Why isn't export working from bash script

When you run /tmp/example.bash &, you set the environment in the sub-shell, but that does not affect the parent shell that ran it.

You need to (a) remove the sleep 1000 and (b) use the . command or (in Bash or a C shell) the source command to read the file as part of the current process:

sed -i.bak '/sleep/d' /tmp/example.bash  # GNU or BSD sed
. /tmp/example.bash
echo $PARAM

shell/bash while read export variable not working for subtitute

The order of expansions are described in POSIX:

The order of word expansion shall be as follows:

  1. Tilde expansion (see Tilde Expansion), parameter expansion (see Parameter Expansion), command substitution (see Command Substitution), and arithmetic expansion (see Arithmetic Expansion) shall be performed, beginning to end. See item 5 in Token Recognition.

  2. Field splitting (see Field Splitting) shall be performed on the portions of the fields generated by step 1, unless IFS is null.

  3. Pathname expansion (see Pathname Expansion) shall be performed, unless set -f is in effect.

  4. Quote removal (see Quote Removal) shall always be performed last.

For Parameter Expansion, the tl;dr is:

${parameter}

The value, if any, of parameter shall be substituted.

You will notice that the definition is not recursive or multi-pass. There is no "5. Go back to step 1 and repeat until no further expansions can be performed", or "The value, if any, of parameter shall be substituted, and the process repeated until no more parameter expansions can be found."

This means that export $vars will expand $vars in step 1, but will not repeat that step and therefore leave $ENV alone.

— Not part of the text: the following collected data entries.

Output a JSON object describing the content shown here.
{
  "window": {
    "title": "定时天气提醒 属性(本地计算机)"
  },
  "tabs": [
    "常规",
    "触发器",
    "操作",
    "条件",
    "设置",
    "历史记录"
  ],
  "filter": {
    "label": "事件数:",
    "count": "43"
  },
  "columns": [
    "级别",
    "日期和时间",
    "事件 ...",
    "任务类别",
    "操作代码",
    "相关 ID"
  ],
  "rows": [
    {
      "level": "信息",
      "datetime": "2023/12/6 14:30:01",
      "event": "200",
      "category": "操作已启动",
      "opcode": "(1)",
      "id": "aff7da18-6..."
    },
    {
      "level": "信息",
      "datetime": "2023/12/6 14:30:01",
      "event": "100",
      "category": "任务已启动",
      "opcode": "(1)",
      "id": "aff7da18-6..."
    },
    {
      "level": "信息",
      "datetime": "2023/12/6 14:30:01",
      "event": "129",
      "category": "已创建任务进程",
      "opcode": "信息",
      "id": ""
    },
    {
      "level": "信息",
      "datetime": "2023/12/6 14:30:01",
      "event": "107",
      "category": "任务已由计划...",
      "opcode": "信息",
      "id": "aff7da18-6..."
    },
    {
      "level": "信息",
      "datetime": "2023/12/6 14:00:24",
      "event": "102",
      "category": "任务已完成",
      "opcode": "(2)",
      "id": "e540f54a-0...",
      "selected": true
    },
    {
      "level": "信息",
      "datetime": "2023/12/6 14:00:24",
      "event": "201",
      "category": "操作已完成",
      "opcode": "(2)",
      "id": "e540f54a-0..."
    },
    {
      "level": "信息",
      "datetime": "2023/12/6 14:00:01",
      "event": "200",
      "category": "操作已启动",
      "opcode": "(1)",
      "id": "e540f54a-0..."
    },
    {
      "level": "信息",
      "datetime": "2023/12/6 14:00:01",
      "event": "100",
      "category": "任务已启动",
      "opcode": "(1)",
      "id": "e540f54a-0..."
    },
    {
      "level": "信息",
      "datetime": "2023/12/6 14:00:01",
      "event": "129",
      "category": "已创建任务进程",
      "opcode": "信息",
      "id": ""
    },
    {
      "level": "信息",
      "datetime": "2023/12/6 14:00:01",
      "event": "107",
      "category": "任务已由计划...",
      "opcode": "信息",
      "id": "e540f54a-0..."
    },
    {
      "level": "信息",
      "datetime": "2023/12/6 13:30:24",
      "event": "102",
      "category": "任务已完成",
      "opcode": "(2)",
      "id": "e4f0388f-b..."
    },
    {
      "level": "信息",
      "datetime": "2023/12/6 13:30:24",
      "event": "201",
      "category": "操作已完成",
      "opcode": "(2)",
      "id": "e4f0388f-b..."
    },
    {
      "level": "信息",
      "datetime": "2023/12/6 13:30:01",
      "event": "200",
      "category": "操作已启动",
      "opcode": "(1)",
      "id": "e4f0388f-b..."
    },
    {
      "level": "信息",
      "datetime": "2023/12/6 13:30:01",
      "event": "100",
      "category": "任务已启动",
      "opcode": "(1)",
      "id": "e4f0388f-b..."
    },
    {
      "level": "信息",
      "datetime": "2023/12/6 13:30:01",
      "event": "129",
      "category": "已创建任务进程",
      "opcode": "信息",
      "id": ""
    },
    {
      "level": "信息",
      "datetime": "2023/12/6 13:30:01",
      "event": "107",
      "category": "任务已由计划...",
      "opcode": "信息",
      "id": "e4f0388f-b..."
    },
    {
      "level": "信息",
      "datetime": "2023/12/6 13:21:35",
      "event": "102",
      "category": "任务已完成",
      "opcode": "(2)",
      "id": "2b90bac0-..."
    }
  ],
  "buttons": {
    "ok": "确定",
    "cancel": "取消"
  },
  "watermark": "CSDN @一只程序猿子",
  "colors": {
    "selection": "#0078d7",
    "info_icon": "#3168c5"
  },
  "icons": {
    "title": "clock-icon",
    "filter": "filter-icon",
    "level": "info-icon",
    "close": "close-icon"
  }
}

This is also how basically all other programming languages work, e.g. Java:

String foo="bar";
String bar="baz";
// Prints `bar` without recursively resolving it into `baz`
System.out.println(foo);

exporting PATH not working in a bash shell on linux

you have set the PATH environment variable only for your current bash session. You need to add the line PATH=$PATH:/var/test into ~/.bashrc so that it works for any bash shell.

Just run the following command to put it into your rc(run commands) file (rc files contain startup information for a command(initialization)):

echo "PATH=$PATH:/var/test" >> ~/.bashrc

More info: https://en.wikipedia.org/wiki/Run_commands

https://superuser.com/questions/789448/choosing-between-bashrc-profile-bash-profile-etc

exporting a variable makes it available only in child processes spwaned/started from that bash shell.

As an example:

$ export var=abcd
$ sh
$ echo "$var"
abcd
$ exit
$ echo "$var"
abcd
$

sh is the child process of bash hence it gets the value of var, since you open a new bash which is a different process altogether it does get the PATH value.

Execute a Response of a command in bash

You can just use sed:

`sed -n -e 's/^.*\(\(export SECRET_KEY\).*\)/\1/p' test.txt`

Be careful, the export that you made doesn't work.

export SECRET_KEY= '321321'
export: not an identifier: 321321

Use:

export SECRET_KEY=321321

Why variables that I export in bash script does not work on EC2?

It is run on its own bash process which dies at the end of your script.

Exported variables are preserved only for the lifetime of your script and they are also visible from child processes of your script.